Maka, dimulailah perjalanan baru Asri. Setiap hari, ia berjualan labu di sebuah jongko sederhana di pinggir jalan Tanjungsari Sumedang. Lokasinya strategis, tepat di depan SPBU Al Ma'soem Ciromed Sumedang. Mungkin bagi sebagian orang, berjualan labu di emperan jalan terdengar remeh atau tidak bergengsi. Namun, bagi Asri, ini adalah peluang, sebuah pintu yang terbuka ketika pintu-pintu lain tertutup rapat.
Asri tidak sekadar berjualan. Ia melakukannya dengan kesungguhan. Labu-labu yang dijajakannya selalu segar dan berkualitas. Ia ramah kepada setiap pembeli, melayani dengan senyum tulus. Sedikit demi sedikit, labunya mulai dikenal. Pengguna jalan yang sering melintas pun mulai terbiasa mampir ke jongko Asri. Labu-labu Asri memang diminati, seolah ada daya tarik tersendiri yang membuat orang berhenti dan membeli.
Dari hasil berdagang labu inilah, roda kehidupan Asri mulai berputar. Ia tidak lagi menggantungkan diri pada lowongan kerja yang tak kunjung datang. Asri mampu hidup mandiri. Dari labu yang ia jual di pinggir jalan, ia bisa memenuhi kebutuhannya sendiri, tanpa perlu membebani orang tua. Ini adalah pencapaian yang luar biasa, mengingat betapa sulitnya mencari pekerjaan di usia produktif seperti dirinya.
Namun, pencapaian Asri tidak berhenti sampai di situ. Yang paling mengharukan dan menginspirasi adalah ketika Asri, dari keuntungan berjualan labu, mampu mengumrahkan kedua orang tuanya. Bayangkan, seorang gadis muda yang pernah merasakan pahitnya penolakan HRD, kini bisa mewujudkan mimpi terbesar orang tuanya untuk beribadah ke Tanah Suci. Ini bukan sekadar soal uang, tapi lebih kepada bakti dan cinta yang tulus, diwujudkan dari hasil keringat dan kegigihan berjualan labu.
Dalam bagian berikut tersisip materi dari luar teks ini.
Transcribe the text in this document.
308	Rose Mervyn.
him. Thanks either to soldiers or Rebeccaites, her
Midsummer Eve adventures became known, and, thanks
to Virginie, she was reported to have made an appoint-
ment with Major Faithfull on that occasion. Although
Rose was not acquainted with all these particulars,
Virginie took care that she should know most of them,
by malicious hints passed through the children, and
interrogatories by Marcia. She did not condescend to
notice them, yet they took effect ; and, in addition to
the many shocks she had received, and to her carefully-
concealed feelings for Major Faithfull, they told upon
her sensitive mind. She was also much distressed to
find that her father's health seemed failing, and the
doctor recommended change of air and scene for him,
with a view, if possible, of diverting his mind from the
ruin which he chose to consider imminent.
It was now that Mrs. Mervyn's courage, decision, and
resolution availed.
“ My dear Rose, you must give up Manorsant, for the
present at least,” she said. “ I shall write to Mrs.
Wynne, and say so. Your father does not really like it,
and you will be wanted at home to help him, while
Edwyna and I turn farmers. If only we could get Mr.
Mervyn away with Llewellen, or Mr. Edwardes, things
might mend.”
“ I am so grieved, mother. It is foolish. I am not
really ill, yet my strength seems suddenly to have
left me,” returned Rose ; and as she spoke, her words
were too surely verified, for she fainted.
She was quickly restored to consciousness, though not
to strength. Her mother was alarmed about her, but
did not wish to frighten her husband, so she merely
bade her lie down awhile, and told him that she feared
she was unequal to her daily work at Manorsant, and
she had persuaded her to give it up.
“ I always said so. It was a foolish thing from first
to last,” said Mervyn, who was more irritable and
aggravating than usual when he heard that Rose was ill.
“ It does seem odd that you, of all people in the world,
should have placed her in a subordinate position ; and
Kisah Asri ini menjadi bukti nyata bahwa rezeki memang tidak melulu datang dari jalur yang kita harapkan. Ketika satu pintu tertutup, Tuhan akan membuka pintu-pintu lain, mungkin dari arah yang tak pernah kita duga sebelumnya. Penolakan dari HRD, yang dulu terasa seperti akhir segalanya, justru menjadi titik balik bagi Asri untuk menemukan potensi dan kemandiriannya yang sebenarnya. Ia tidak lagi mengejar "naskah" yang sudah umum, melainkan menulis "naskah" kehidupannya sendiri.